I had never had buckwheat waffles until I made these waffles last weekend. I’ve had plenty of buckwheat pancakes, which I find much more interesting than regular pancakes. The buckwheat flour gives a nutty texture to the pancakes but due to its lack of gluten, it doesn’t make for heavy, tough breakfast goods like most whole-grain flours do. There was a little apprehension on my part before making these waffles—I was anticipating a oozing mass of batter coming out the waffle iron—but these are even better than buckwheat pancakes. The edges get crispy but the ricotta in the batter keeps them tender and moist, and a generous amount of orange zest contrasts beautifully with the dark buckwheat flour.
The batter comes together in minutes, and a hot waffle iron takes all the guess-work out of the cooking process. Once these waffles come out of the iron, they get topped with fresh ricotta, supremed orange segments, and a drizzle of hot maple syrup. They’re hearty yet light at the same time, and they make a perfect breakfast treat for lazy weekend mornings. Citrus season is at its peak right now, so pick up a couple oranges and get ready for a restaurant-worthy meal that you can eat in your pajamas.
Orange Ricotta Buckwheat Waffles
½ cup buckwheat flour
1 cup all-purpose flour
2 teaspoons baking powder
½ teaspoon baking soda
¼ teaspoon table salt
1 orange—I find that Cara Cara pink oranges have the best flavor
3 tablespoons granulated sugar
½ cup whole-milk ricotta
¾ cup water
1 teaspoon vanilla
4 tablespoons (1/2 stick) unsalted butter, melted and cooled slightly
Maple syrup and additional ricotta, to serve
- In a medium bowl, whisk together the buckwheat flour, all-purpose flour, baking powder, baking soda, and salt, and set aside.
- Using a micro plane zester, zest the orange until you have 1 tablespoon of orange zest. Place the zest in a large bowl with the granulated sugar and rub the two together with your fingers until the sugar becomes scented with orange flavor. Set aside.
- Using a sharp knife cut of the two ends of the orange until the flesh is just barely visible. Place one of the cut sides on a cutting board, and using your knife, carefully trim away the orange peel from the top cup down to the bottom, following the shape of the orange with your knife and taking care not to remove too much of the flesh. Then, hold the orange in one hand over a medium bowl and cut between the membranes to allow individual orange segments to fall into the bowl. This is called supreming. Here is a visual aid to illustrate the technique. Once all of the segments have been cut out, you will be holding an orange membrane. Squeeze any excess juice from the membrane into the large bowl with the sugar—do not skip this step, it is essential to the flavor of the waffles. Set the orange segments aside.

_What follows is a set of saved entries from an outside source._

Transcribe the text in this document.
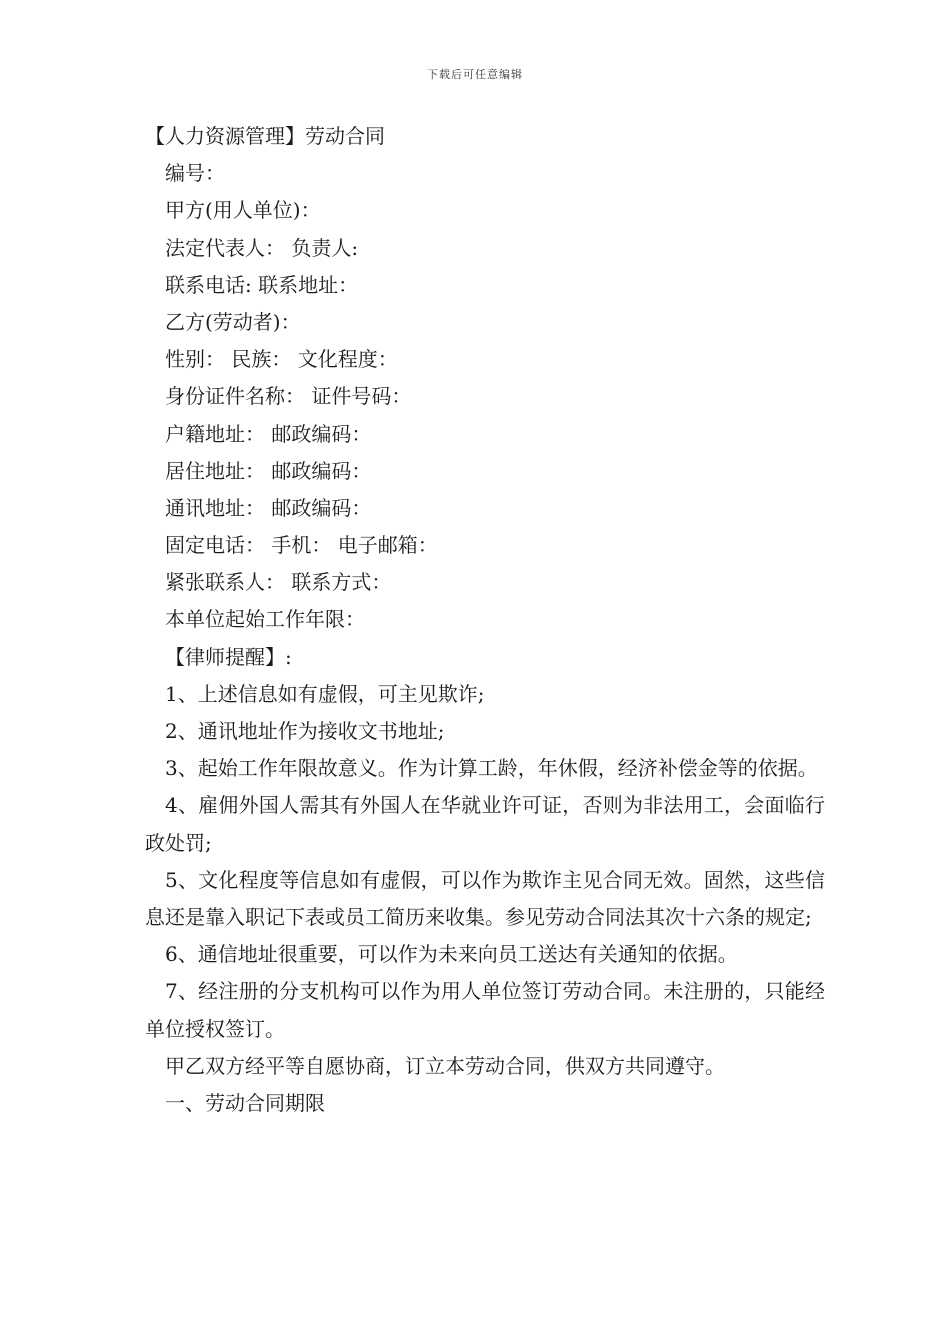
下载后可任意编辑

【人力资源管理】劳动合同

编号：

甲方(用人单位)：

法定代表人： 负责人:

联系电话: 联系地址：

乙方(劳动者)：

性别： 民族： 文化程度：

身份证件名称： 证件号码：

户籍地址： 邮政编码：

居住地址： 邮政编码：

通讯地址： 邮政编码：

固定电话： 手机： 电子邮箱：

紧张联系人： 联系方式：

本单位起始工作年限：

【律师提醒】:

1、上述信息如有虚假，可主见欺诈;

2、通讯地址作为接收文书地址;

3、起始工作年限故意义。作为计算工龄，年休假，经济补偿金等的依据。

4、雇佣外国人需其有外国人在华就业许可证，否则为非法用工，会面临行政处罚;

5、文化程度等信息如有虚假，可以作为欺诈主见合同无效。固然，这些信息还是靠入职记下表或员工简历来收集。参见劳动合同法其次十六条的规定;

6、通信地址很重要，可以作为未来向员工送达有关通知的依据。

7、经注册的分支机构可以作为用人单位签订劳动合同。未注册的，只能经单位授权签订。

甲乙双方经平等自愿协商，订立本劳动合同，供双方共同遵守。

一、劳动合同期限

- Whisk together the orange juice, sugar, and orange zest, then add the ricotta, water, vanilla, and eggs and whisk until smooth. Fold in the dry ingredients from step 1 until almost combined. Pour in the melted butter and fold until combined. Do not over mix the batter.
- Heat a non-stick waffle iron until hot, then scoop ¼ cup dollops of the batter into each segment of the waffle iron, and cook until golden brown and crisp, which is typically 4 minutes for the average waffle iron. Once the waffles are done, top them with a dollop of fresh ricotta, a few of the orange segments, and a drizzle of maple syrup. Serve immediately.
Note: If the thought of supreming oranges on a Sunday morning makes you want to tear your hair out, just zest the orange and squeeze 3 tablespoons of orange juice into the bowl with the sugar, then omit the orange segment topping.